We locals have watched for months as the new Spectrum Paint flagship store got a new look, recreating the vibe of the building in its heyday. The neon sign on the corner of the building, located at 500 W. Will Rogers, was the icing on the cake. And now, the building has a cherry on top, in the form of an interactive street mural by artist Kelsey Montague.
Kelsey lives in Colorado; she attended Colorado University in Boulder, before studying abroad for two years. She studied art in Florence, and graduated from Richmond University in London with a degree in Art, Design & Media before moving to New York City.
For the past six years, she’s been creating street murals. Her sister Courtney (who also studied abroad) is the Operations Director for Kelsey Montague Art. As the girls put it, they basically live out of a suitcase. With Kelsey’s murals on six different continents, many countries, and a slew of U.S. states, that’s an easy statement to believe.
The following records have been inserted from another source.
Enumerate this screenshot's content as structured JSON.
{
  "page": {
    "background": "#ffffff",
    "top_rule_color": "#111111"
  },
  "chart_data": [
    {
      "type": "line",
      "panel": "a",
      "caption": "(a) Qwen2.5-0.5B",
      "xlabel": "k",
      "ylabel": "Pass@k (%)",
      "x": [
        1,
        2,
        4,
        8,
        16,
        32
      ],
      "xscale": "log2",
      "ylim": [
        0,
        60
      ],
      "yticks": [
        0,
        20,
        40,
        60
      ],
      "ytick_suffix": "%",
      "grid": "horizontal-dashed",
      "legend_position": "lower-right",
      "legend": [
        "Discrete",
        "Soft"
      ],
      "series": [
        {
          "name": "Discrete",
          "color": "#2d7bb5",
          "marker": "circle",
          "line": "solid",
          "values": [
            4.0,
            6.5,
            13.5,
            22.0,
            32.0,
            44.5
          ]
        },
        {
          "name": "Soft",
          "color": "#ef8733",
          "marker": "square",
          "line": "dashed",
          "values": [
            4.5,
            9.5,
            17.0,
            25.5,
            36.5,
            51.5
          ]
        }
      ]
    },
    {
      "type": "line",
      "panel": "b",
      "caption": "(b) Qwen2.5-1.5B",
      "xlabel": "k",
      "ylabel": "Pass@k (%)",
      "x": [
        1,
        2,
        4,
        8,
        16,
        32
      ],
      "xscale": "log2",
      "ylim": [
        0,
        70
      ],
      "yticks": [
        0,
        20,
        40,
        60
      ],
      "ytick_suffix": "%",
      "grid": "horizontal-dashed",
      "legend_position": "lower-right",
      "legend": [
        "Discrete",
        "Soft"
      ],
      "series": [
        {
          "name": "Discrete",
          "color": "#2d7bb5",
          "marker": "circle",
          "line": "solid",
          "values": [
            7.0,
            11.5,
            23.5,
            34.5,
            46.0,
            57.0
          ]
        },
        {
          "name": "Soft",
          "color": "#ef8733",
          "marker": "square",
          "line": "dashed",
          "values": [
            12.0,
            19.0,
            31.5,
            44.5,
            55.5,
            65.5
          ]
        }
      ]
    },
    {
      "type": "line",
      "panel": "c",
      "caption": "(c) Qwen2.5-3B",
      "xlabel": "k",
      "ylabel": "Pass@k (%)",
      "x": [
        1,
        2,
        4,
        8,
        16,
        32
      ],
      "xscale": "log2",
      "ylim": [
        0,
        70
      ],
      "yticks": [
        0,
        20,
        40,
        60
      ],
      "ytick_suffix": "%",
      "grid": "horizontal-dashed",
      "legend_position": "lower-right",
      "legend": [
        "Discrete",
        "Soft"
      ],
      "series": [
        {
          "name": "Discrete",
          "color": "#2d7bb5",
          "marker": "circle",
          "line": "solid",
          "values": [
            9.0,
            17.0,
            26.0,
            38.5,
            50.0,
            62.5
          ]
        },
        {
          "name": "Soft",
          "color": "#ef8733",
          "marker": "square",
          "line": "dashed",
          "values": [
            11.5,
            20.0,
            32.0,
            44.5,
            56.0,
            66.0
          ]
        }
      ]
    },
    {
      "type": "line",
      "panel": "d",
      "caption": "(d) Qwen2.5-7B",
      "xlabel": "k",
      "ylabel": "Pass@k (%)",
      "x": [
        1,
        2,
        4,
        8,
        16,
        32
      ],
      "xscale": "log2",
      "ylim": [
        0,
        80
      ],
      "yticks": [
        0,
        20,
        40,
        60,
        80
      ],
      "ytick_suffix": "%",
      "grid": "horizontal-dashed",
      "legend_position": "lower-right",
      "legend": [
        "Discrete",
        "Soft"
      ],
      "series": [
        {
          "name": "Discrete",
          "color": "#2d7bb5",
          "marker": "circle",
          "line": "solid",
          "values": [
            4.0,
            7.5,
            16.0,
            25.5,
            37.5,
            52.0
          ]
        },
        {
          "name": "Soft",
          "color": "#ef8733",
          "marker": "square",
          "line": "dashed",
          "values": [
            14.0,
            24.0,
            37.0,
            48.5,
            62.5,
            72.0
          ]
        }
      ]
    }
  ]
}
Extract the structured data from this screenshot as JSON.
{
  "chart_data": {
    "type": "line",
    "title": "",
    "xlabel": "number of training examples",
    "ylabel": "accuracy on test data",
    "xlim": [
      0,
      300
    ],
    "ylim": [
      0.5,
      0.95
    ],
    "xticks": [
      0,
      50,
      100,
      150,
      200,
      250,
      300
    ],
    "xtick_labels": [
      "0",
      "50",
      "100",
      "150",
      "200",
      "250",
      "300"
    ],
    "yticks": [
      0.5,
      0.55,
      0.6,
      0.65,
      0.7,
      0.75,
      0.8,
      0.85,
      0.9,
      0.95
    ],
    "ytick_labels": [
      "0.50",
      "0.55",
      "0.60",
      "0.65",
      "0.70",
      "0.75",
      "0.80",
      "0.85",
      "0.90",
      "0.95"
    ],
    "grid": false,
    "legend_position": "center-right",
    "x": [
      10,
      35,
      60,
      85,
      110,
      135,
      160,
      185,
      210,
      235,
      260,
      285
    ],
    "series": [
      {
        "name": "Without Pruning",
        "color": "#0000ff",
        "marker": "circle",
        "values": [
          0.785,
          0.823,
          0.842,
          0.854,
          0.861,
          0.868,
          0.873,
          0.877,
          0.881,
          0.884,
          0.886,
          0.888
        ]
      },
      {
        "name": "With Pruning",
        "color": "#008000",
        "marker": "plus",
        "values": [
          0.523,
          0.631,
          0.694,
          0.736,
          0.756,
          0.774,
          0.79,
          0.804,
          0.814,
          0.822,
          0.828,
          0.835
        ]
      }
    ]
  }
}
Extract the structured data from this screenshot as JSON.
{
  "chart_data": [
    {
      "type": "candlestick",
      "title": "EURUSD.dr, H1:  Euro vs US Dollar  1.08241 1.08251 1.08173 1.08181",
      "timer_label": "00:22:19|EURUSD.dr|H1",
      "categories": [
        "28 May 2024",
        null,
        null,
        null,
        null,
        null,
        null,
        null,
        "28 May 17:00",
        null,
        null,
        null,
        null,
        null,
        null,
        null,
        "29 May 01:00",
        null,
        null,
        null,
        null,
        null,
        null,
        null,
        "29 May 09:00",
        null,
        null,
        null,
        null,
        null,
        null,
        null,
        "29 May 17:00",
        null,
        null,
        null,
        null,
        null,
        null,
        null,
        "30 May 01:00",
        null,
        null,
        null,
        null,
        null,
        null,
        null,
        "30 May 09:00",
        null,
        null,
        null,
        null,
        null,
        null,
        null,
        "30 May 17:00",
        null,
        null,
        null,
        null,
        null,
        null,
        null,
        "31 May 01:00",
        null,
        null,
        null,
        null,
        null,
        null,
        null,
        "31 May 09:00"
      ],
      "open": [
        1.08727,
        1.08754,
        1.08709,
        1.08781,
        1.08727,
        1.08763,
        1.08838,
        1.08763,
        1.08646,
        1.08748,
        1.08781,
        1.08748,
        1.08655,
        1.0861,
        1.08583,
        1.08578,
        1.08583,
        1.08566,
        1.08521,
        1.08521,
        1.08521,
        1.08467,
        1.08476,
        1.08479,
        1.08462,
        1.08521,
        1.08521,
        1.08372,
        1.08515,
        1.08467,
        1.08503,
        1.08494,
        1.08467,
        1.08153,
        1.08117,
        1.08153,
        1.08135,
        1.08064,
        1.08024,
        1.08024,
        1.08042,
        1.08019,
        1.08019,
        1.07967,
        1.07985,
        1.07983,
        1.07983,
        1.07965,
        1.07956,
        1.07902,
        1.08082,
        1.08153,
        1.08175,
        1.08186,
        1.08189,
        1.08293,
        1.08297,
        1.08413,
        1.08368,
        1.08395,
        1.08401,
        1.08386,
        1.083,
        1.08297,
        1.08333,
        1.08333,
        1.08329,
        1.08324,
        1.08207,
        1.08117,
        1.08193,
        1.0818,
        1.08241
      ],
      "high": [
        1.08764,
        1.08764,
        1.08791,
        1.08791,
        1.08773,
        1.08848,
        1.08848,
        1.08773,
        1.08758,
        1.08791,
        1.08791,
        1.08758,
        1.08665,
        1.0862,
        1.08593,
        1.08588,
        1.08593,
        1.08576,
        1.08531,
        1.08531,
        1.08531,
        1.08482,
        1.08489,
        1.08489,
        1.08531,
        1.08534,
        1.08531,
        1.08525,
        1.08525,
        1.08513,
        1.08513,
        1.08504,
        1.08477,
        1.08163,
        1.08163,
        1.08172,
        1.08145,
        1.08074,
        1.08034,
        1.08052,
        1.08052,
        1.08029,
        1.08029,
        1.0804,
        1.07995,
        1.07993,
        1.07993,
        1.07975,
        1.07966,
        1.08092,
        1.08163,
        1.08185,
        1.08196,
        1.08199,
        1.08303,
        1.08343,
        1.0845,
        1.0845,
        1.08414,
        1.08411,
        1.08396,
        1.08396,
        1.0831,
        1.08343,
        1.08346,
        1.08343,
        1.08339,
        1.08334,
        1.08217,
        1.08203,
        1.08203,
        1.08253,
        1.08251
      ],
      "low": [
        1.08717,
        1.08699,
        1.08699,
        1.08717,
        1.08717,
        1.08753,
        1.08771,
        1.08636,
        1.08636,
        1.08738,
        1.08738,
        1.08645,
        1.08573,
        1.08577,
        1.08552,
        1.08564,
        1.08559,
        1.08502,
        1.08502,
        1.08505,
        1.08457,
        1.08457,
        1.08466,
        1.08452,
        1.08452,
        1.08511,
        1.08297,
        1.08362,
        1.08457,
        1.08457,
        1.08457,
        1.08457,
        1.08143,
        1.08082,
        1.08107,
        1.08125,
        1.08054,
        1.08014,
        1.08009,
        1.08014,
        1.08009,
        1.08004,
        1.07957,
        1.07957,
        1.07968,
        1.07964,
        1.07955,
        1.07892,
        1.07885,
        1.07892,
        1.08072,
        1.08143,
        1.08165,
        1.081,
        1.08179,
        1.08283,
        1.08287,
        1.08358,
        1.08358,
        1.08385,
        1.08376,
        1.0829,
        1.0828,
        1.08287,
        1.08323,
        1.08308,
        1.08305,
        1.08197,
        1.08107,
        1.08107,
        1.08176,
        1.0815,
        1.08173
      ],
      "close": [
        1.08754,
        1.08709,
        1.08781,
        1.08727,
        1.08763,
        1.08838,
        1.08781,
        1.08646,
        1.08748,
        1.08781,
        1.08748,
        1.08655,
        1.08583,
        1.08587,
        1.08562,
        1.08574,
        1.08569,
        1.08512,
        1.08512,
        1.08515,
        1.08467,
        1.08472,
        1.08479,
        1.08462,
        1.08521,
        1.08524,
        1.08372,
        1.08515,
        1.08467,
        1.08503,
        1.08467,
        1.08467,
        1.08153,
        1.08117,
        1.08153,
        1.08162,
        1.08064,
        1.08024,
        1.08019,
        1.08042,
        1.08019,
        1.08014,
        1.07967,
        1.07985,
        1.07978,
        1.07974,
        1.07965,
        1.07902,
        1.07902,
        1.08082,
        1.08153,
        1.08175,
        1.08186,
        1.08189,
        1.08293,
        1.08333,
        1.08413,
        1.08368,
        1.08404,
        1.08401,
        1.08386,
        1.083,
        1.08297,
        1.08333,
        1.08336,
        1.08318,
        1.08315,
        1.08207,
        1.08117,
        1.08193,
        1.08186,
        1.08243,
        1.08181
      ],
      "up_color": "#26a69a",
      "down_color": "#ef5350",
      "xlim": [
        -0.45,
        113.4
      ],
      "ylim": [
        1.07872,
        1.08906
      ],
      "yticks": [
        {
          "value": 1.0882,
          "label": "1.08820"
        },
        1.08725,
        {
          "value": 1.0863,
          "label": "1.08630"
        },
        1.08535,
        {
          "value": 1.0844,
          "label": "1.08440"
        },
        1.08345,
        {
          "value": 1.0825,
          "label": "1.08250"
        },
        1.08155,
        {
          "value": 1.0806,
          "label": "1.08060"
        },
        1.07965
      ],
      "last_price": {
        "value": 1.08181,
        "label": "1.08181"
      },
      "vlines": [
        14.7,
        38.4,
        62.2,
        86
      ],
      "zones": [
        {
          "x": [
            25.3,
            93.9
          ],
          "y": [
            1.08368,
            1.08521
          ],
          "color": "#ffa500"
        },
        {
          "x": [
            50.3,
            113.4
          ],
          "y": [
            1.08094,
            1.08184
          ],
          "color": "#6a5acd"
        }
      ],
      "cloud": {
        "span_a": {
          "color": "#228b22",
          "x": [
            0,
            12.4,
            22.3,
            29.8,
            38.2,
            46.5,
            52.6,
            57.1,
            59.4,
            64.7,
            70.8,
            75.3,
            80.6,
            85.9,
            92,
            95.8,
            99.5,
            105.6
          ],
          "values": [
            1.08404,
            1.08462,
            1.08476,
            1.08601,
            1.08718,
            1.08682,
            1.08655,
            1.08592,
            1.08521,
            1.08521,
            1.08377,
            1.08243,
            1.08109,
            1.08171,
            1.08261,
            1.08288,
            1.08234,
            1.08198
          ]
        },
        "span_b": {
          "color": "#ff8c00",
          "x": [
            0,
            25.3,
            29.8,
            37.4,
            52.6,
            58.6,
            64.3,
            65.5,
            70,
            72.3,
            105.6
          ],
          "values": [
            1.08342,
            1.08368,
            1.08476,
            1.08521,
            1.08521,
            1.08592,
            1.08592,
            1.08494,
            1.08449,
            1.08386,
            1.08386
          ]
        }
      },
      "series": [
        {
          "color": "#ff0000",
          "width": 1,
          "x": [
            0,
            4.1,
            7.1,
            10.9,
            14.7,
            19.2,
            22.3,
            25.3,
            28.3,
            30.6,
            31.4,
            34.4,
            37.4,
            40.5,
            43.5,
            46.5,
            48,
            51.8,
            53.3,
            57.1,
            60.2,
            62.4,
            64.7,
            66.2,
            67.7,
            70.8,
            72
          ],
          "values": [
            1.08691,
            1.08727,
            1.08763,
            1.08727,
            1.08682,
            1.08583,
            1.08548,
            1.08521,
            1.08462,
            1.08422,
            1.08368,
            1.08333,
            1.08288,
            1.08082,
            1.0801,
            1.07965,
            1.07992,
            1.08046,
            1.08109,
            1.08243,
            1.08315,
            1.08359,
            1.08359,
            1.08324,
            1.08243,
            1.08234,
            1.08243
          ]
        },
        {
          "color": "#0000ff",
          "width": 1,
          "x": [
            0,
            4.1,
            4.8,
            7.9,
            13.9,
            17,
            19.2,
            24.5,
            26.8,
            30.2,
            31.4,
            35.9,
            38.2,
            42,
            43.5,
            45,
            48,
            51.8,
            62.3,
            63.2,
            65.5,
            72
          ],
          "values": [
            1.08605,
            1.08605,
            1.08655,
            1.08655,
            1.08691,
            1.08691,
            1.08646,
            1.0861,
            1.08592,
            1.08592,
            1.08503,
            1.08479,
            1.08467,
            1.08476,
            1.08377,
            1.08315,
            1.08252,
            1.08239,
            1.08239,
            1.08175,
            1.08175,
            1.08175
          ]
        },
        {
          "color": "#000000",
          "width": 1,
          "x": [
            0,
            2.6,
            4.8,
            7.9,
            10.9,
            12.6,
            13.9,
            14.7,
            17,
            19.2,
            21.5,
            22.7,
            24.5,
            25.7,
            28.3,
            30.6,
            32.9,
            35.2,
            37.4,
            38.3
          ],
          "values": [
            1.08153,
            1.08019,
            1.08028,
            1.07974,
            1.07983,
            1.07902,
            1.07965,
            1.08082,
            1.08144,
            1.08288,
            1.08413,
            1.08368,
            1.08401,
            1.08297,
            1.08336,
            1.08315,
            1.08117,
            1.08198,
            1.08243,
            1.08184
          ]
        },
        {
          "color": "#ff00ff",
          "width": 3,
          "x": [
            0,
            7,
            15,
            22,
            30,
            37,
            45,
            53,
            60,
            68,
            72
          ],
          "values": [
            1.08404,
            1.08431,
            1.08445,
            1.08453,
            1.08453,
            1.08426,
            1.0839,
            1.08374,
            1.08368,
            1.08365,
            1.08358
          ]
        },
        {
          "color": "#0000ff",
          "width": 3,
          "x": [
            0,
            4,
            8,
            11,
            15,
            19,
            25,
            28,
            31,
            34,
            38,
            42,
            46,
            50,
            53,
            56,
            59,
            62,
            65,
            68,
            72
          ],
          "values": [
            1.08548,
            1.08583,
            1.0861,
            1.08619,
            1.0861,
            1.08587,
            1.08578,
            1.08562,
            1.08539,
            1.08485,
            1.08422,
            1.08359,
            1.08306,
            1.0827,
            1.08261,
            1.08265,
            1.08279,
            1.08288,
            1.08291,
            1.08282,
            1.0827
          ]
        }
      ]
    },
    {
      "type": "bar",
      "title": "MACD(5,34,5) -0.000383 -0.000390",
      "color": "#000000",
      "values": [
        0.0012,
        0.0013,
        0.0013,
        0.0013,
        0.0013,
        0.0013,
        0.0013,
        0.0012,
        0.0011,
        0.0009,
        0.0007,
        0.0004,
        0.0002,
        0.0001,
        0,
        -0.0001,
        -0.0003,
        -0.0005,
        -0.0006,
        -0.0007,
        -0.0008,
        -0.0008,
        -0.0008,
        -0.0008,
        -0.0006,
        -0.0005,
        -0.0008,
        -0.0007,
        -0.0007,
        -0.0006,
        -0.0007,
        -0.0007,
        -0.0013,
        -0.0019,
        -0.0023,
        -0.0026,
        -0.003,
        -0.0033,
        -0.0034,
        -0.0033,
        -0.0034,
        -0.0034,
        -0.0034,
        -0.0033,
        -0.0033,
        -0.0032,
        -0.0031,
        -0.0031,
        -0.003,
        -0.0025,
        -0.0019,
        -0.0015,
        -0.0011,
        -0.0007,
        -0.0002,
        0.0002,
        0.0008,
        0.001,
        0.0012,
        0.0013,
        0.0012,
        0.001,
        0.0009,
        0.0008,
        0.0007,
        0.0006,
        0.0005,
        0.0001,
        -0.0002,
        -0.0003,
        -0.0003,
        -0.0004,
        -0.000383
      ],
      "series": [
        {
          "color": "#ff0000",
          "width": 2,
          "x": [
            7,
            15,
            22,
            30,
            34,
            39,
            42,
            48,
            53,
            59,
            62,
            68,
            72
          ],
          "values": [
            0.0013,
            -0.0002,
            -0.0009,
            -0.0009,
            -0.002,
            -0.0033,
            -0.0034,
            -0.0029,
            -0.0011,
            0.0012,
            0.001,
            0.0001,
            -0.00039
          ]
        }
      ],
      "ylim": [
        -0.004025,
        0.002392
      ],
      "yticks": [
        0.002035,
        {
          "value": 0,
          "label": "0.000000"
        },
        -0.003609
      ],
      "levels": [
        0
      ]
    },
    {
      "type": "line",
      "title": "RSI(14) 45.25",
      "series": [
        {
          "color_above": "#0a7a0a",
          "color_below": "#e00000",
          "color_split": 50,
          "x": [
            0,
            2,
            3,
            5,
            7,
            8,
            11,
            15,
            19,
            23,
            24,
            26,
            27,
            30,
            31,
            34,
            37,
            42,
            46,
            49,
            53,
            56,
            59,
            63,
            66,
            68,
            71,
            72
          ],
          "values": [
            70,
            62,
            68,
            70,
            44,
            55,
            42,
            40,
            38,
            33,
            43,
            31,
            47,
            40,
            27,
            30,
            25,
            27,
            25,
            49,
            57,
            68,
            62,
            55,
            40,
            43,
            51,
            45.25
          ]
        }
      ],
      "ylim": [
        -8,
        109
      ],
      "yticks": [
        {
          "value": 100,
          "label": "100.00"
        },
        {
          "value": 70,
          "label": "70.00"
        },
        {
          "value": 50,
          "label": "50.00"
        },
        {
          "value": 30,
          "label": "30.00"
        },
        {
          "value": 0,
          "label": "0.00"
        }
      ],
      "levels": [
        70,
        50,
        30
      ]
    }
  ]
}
Spectrum Paint, the largest independently-owned paint dealer in the country, approached Kelsey about providing the perfect finishing touch for their new store. Kelsey worked with Spectrum’s owners, John Detter, Travis Detter, and Roddy Russo, as well as Gentry Detter Stafford, Vice President of Marketing, to come up with the design.
Pictured: Kelsey Montague, Courtney Montague, Claire Detter Hawkins, and Gentry Detter Stafford
Kelsey is excited about what the tree represents. “It’s an organic family tree, growing and expanding just like the town is,” said Kelsey. Upon closer inspection, visitors to the mural can find hidden objects in the trunk of the tree, including a zebra, Will Rogers’ hat and rope, a paint can, and a fox, both of which have meaning to the Detter family. Sitting atop the tree is an eagle, which also has lucky connotations for the Detters.
Kelsey said, “I love to create interactive art, where people can step in and become part of the art. I always have an idea on how people will pose with it, and then they come up with so many other creative ideas! People take ownership of the art, and I love that. It really becomes something special to the community.”
This is Kelsey’s second art commission since the beginning of the pandemic, which is unusual since she’s usually in two to three cities per week. It’s also her first trip to Oklahoma, and Claremore is honored to have the first piece gracing the downtown district.